Mr. Hatch needed support from 60% of delegates at a state GOP convention to dispatch his nearest rival, former state Sen. Dan Liljenquist, and to advance to the nomination without the need for a primary. He got 59% on the second ballot.
As a result, Messrs. Hatch and Liljenquist will face off in the June 26 primary, with the winner all but certain to claim the seat in heavily Republican Utah.
“Today was a good win for me and for my campaign,” Mr. Hatch said after the vote. “We have come a long way in a short period of time. I am prepared and energized for the battle ahead.”
In the first round, Mr. Hatch received 57% of the vote and Mr. Liljenquist 28%, according to the Associated Press. In the second round, Mr. Hatch improved to 59.19, to 40.8% for Mr. Liljenquist, leaving the senator barely short of clinching the nomination.
Mr. Hatch had to win 40% of the votes in order to qualify for the June 26 Republican primary, a threshold he surpassed easily after months of work to ensure that many of the 4,000 convention delegates would support him.
Despite falling short in his bid for an outright victory, Mr. Hatch heads into the primary with a distinct advantage, with an organization and funding that is likely to far outstrip those of Mr. Liljenquist.
Mr. Hatch’s vote total Saturday marked a stark contrast with the fate of his erstwhile Utah Republican colleague, former Sen. Robert Bennett. Mr. Bennett, facing a rebellion from activists upset at his vote for a bank bailout and other measures, failed to win 40% of delegates at the 2010 convention—one of the tea party movement’s biggest wins that year.
Mr. Bennett was disqualified from the primary that year, and Sen. Mike Lee (R., Utah) went on to win the contest. He is now Utah’s junior senator.
Mr. Hatch took Mr. Bennett’s defeat as a cautionary tale and wasted little time ensuring he would avoid the same fate. His campaign has spent two years recruiting and advocating for friendly delegates.
The senator also trained his fire on FreedomWorks, the small-government, conservative organization that organized opposition to the senator. FreedomWorks attacked Mr. Hatch for voting for the bank bailout, a children’s health program, debt limit increases, and other measures the group considers examples of big-government spending.
Mr. Hatch said that in characterizing him as anything but a bedrock conservative, the group was distorting his record. FreedomWorks leaders said the senator was mad at them for telling the truth.
FreedomWorks called the outcome “a historic upset” and described Mr. Liljenquist as “an energetic, conservative underdog.”
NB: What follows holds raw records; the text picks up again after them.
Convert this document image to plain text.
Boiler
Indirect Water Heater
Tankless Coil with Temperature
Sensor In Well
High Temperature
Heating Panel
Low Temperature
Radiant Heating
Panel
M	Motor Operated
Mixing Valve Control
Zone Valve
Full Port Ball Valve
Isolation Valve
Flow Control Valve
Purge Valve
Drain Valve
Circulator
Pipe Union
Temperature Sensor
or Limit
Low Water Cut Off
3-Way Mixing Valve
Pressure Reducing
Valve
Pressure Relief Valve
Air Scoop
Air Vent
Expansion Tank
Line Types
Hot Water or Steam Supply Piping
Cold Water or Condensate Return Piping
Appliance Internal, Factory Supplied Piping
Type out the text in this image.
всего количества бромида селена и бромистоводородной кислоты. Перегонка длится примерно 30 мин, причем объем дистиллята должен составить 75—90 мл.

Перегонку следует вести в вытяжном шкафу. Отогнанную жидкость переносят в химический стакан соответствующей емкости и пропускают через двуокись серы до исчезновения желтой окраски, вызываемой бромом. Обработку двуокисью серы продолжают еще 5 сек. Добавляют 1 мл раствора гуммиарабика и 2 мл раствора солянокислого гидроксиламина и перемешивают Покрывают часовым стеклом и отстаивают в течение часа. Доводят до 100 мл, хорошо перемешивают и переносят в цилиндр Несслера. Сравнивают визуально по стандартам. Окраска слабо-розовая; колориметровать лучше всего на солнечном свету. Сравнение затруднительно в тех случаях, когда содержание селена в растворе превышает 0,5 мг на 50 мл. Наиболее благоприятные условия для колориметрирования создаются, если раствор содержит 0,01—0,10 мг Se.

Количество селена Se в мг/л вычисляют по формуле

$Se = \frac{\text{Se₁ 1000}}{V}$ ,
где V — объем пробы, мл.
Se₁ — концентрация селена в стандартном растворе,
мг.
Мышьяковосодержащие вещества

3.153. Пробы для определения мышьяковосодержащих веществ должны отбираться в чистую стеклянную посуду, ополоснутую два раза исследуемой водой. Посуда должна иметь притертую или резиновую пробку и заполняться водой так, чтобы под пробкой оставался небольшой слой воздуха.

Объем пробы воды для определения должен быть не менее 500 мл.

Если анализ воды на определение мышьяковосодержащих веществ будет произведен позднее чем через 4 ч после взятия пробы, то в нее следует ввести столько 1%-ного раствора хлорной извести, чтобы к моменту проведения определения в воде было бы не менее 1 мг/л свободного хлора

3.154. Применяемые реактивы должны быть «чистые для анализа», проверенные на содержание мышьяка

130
“Utahns have spoken today, and their message is clear: it’s time for a change,” said Russ Walker, national political director for FreedomWorks for America, in a written statement.
By this week, even Mr. Hatch’s rivals acknowledged he would easily pass the 40% threshold, and the only question was whether he would exceed 60%. Mr. Hatch’s campaign had released a poll suggesting he had the support of 63% of the delegates, but delegates often make up their minds at the last moment, perhaps swayed by the candidates’ speeches.
One question is whether Mr. Hatch’s performance signals that tea party-movement and conservative rebels will have a tougher time this year knocking off GOP establishment picks. In 2010, such activists defeated not only Mr. Bennett but also such GOP leaders as Charlie Crist in Florida and Sue Lowden in Nevada, nominating more vocal conservatives in those Senate races.
Some tea party-aligned candidates, such as Florida’s Marco Rubio, went on to win seats in the Senate, while others, including Nevada’s Sharron Angle, ended up losing to Democrats.
A key test will come on May 8, when Sen. Richard Lugar (R., Ind.) faces off in a primary against Indiana State Treasurer Richard Mourdock, who is running with tea party support.